The rules within the Colony were quite strict. Many were analfabetic and had to go to school. Each family got an alotted piece of land and learned how to get crop from it. They wore uniforms. Going to church, no swearing, no drinking...
It was not by far a prison, but it was hard work and some didn't make it and fled, building small cottages outside the Colony. Some stayed so long that the Colony had to build homes for the seniors.
These days, those cottages look very enticing. Not small at all. Though of course families were much larger then.
The Colony is quite outstretched. Schools were built. Churches. Weaveries and factories, administrative buildings. You can still see them. Often in use as something else now but still there. Best way is to cycle.
Frederiksoord is in fact a village that was founded because of the Association of Welfare. There is a terrain where you can visit to see what it is about. But to explore truly, you need a bike and ride along the various buildings scattered in the area around small Frederiksoord.
Entrance is 4 euro. You are welcomed with a 15 minute film presentation, a small museum and then you go outside to visit one of the field labourers cottages and walk about the grounds.
As you can see from the photos, dogs are admitted!
Drentse turfjes (Drenthe is the name of the province) are chocolate brownies.
Favorite Dish: And then there's the lovely apple cake with honey, served hot. YUMMY !
Right next to the Koloniehof museum is a quilt shop. Now I know that quilting is a huge thing in many countries and people travel for workshops and exchanging ideas and information.
This is such a place! Simply google quilt and Frederiksoord and you'll see what I mean.
I'm sorry I forgot to note opening hours and such. But contact the Koloniehof. They'll know for sure.
What to buy: Nothing. I am hopeless at handicrafts!
The Koloniehof terrain also shows you a miniature agricultural environment. With various grains growing.

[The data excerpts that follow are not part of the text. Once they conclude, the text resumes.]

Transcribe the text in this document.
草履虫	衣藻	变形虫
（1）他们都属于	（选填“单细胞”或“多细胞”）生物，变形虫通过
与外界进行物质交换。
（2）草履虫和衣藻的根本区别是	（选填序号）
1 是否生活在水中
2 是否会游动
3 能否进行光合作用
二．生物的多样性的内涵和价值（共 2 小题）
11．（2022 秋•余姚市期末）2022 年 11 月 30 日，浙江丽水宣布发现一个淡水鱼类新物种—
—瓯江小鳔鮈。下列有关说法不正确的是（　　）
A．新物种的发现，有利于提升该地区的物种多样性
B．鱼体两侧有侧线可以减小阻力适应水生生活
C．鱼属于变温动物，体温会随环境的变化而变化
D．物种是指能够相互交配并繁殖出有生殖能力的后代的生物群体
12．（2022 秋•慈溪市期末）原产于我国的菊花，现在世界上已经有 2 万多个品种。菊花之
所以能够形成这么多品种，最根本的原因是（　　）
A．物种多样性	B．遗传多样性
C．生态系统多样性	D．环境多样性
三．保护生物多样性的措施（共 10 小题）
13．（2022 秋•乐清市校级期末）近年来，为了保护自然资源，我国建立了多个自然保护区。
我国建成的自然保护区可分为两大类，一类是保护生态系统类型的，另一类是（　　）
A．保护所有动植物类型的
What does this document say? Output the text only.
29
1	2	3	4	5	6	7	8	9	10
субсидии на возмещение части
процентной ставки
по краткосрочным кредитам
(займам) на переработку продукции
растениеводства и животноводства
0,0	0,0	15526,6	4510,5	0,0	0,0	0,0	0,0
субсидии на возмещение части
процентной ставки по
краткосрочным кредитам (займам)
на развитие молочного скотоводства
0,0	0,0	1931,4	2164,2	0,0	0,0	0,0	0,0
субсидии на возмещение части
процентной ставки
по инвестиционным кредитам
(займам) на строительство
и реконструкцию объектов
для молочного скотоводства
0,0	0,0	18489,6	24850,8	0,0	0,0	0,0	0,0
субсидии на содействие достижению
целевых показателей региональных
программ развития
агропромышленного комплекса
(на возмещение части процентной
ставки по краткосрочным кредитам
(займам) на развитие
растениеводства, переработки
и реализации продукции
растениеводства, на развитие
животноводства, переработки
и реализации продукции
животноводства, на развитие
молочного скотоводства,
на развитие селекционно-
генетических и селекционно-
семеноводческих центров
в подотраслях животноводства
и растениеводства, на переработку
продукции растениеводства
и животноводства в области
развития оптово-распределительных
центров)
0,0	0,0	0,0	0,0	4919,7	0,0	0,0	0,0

That was interesting to see. Because do you know the difference between wheat, barley, bran, etc? I now hope I can remember what it was, on the photos that I took!
yap. I've forgotten. Sorry guys!
Favorite thing: Today the association still exists after about 185 years. It owns an estate in Frederiksoord/Wilhelminaoord and Boschoord with a total of about 1300 hectares. The Association owns 65 buildings of which 30 are national monuments. They still manage and exploit all this, amongst which 800 wild area and forests. Seven farmers still work for the Association, farming about 400 hectares of ground.